FEATURE
ON ICE
Rowan Clarke finds out why so many swimmers sit in backyard baths, barrels and tubs
Image: Gus Hoyt
Remember lockdown when we couldn’t go swimming and so we got in our wheelie bins instead? Aside from making fun Insta photos, those makeshift tubs played a serious role in helping us cope with being locked down.
But even once we were released, our backyard bathing rituals stuck. So much so that specialist companies are now selling more tubs and barrels than ever. Why is this? And how can they support cold water swimming?
ANCIENT TRADITION
We’ve been using cold water therapeutically for millennia. The earliest documented use is in the Edwin Smith Papyrus, an Ancient Egyptian medical text from 3500BC. References to cold immersion, often steeped in rites and rituals, can be found in every civilisation and every religion since.

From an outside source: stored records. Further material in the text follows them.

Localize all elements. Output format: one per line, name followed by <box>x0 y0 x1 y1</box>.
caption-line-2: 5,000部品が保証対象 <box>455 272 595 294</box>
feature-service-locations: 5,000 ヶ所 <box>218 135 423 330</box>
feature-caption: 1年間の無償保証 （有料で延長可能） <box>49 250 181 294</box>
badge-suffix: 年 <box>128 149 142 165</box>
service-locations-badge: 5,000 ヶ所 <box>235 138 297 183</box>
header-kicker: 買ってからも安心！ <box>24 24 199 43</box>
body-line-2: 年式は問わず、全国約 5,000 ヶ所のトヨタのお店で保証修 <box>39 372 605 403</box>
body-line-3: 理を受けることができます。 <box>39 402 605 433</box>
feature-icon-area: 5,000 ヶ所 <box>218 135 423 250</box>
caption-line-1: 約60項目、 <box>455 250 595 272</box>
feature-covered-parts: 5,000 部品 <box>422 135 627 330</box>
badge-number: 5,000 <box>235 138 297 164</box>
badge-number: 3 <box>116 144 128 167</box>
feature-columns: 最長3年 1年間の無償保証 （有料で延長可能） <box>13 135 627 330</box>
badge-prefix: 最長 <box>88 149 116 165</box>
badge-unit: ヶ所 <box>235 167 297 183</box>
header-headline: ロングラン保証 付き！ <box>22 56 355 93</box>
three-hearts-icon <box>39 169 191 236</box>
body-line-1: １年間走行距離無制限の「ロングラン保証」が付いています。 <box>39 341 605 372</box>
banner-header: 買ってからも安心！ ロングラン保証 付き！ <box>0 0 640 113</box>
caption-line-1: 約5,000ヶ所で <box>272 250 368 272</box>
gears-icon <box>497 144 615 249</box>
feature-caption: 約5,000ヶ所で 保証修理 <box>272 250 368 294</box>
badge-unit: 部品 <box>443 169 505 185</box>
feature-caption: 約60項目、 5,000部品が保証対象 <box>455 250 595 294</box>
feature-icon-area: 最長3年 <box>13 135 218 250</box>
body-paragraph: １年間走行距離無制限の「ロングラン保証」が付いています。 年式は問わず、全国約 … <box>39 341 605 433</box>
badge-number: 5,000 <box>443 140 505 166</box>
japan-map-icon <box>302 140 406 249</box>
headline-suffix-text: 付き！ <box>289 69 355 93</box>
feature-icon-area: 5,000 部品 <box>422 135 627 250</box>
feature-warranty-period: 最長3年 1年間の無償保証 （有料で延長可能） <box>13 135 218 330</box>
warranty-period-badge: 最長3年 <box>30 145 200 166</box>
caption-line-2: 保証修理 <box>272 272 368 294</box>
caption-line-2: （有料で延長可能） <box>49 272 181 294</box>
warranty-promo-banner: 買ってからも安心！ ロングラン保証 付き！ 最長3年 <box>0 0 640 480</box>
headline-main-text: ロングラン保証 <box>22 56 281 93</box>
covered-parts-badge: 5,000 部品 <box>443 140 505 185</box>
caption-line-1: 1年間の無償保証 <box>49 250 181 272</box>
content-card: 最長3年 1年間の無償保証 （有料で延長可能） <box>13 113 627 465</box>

Hippocrates, the ‘father of Western medicine’, commended ocean dips as a curative therapy. But it was 17th-century physicians like Richard Russell and John Floyer who really started promoting cold baths in medical papers. In 1697, Floyer wrote a rather wonderful guide called An Enquiry into the Right Use and Abuses of the Hot, Cold, and Temperate Baths in England. He wrote:
“I do not persuade my Reader to change those Errors of living, without having first done so my self; for by leaving off strong Liquors, and all hot Diet, Teas, Coffee, & c. and by Water-drinking, and bathing at Buxton, I have procured to my self better Health, and more Hardiness, than I have enjoy’d for many Years before.”

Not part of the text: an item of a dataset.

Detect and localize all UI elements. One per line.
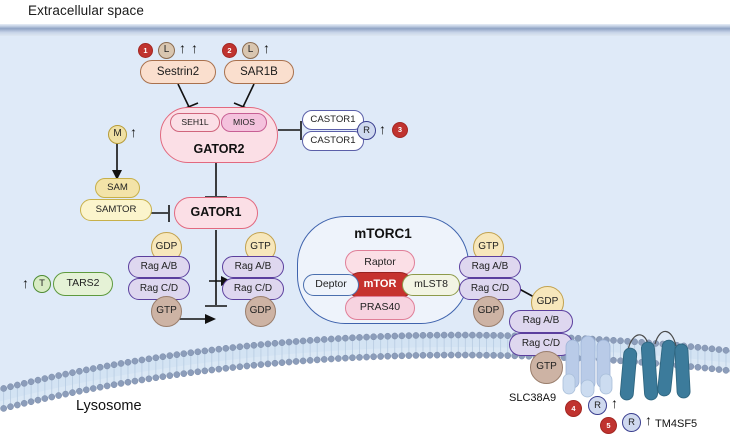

This rich and ancient history, imbued with rites, rituals and remedies, underpins our approach certainly to wild swimming. But what about ice baths and cold showers, which seem more sterile, more contrived? Often associated with sports therapy, they feel medicalised, controlled and less connected to spirituality and nature. So, what’s the appeal?
REMEDIES AND RITUALS
The most obvious advantage is exactly what might put you off: that they are controllable environments. Having control over cold water allows creativity, a freedom to play and experiment with it in a way that you couldn’t in the river or sea.